Намерения мои были искренни. Я расстался с нею, не решившись даже поцеловать ее ручку, хоть ручка эта, прелестнейшая в мире, неоднократно влекла меня к себе, когда Теофея сопровождала свои слова жестами. Я собирался немедленно вернуться в Константинополь, чтобы приобрести все, что могло бы скрасить ее уединение, и чтобы дать ей время занять в доме соответствующее положение и установить в нем порядок по своему вкусу. На этот счет я отдал надлежащие указания приставленным к ней немногочисленным слугам. Бема, которую я вызвал, чтобы отдать эти распоряжения в присутствии Теофеи, попросила у меня позволения переговорить со мною наедине, и то, о чем она мне поведала, привело меня в крайнее удивление. Она сказала, что независимость и даже власть, которые я предоставляю ее хозяйке, свидетельствуют о том, что мне не знакомы повадки ее соотечественниц; опыт, приобретенный ею в нескольких сералях, позволяет ей прийти своими советами на помощь чужестранцу; по положению своему она обязана быть мне преданной, а потому она не может скрыть от меня, что от столь юной и красивой наложницы, как Теофея, я должен ожидать всевозможных каверз; словом, мне не стоит полагаться на благонравие девушки, если я предоставлю ей неограниченную власть в доме, вместо того, чтобы поручить руководство ею какой-нибудь преданной невольнице; так поступают все без исключения турецкие вельможи, и если я считаю ее пригодной для подобного рода службы, то она обещает мне такое рвение и бдительность, что я ни в коем случае не раскаюсь в своем доверии к ней.
Хотя я и не заметил у этой невольницы особого ума и поэтому не надеялся на какую-либо необыкновенную помощь с ее стороны, а вдобавок был о Теофее такого мнения, что не считал нужным держать при ней неусыпного стража, я все же решил принять к сведению преподанный мне совет, памятуя, что некоторая осторожность никогда не повредит.

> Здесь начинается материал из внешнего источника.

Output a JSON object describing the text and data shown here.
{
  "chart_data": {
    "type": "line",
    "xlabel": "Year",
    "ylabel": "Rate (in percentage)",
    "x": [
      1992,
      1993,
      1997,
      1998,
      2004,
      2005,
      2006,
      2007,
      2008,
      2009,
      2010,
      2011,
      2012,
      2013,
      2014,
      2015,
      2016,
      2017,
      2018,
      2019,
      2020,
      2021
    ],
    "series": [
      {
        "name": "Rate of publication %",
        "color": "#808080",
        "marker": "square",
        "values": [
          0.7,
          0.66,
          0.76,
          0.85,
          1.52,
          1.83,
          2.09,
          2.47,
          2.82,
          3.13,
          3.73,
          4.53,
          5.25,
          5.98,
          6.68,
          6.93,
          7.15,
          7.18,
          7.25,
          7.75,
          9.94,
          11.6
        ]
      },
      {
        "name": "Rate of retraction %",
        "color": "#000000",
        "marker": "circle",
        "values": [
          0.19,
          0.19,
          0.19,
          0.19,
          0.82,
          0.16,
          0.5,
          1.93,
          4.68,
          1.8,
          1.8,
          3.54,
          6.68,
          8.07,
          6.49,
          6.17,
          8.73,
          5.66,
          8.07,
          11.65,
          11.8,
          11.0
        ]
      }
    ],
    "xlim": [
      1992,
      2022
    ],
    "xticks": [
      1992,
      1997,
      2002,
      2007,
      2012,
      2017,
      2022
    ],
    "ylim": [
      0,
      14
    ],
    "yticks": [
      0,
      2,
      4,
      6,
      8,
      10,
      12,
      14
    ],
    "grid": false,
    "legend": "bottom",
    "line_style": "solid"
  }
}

— Я не руководствуюсь взглядами, существующими в вашей стране, — сказал я Беме, — и заявляю вам к тому же, что не обладаю в отношении Теофеи никакими правами, которые позволяли бы мне что-либо приказывать ей. Но, если вы обещаете хранить тайну, я охотно поручу вам следить за ее поведением. Награда будет соответствовать вашим услугам и в особенности, — добавил я, — вашему благоразумию, ибо я решительно требую, чтобы Теофея ни в коем случае не догадалась о поручении, которое я вам даю.
Ответ мой несколько обрадовал Бему. Радость ее, быть может, показалась бы мне подозрительной, если бы лица, уступившие ее мне, так горячо не расхваливали и осторожность ее, и преданность. Впрочем, поручение, которое я давал ей, было столь просто, что отнюдь не требовало из ряда вон выходящих качеств.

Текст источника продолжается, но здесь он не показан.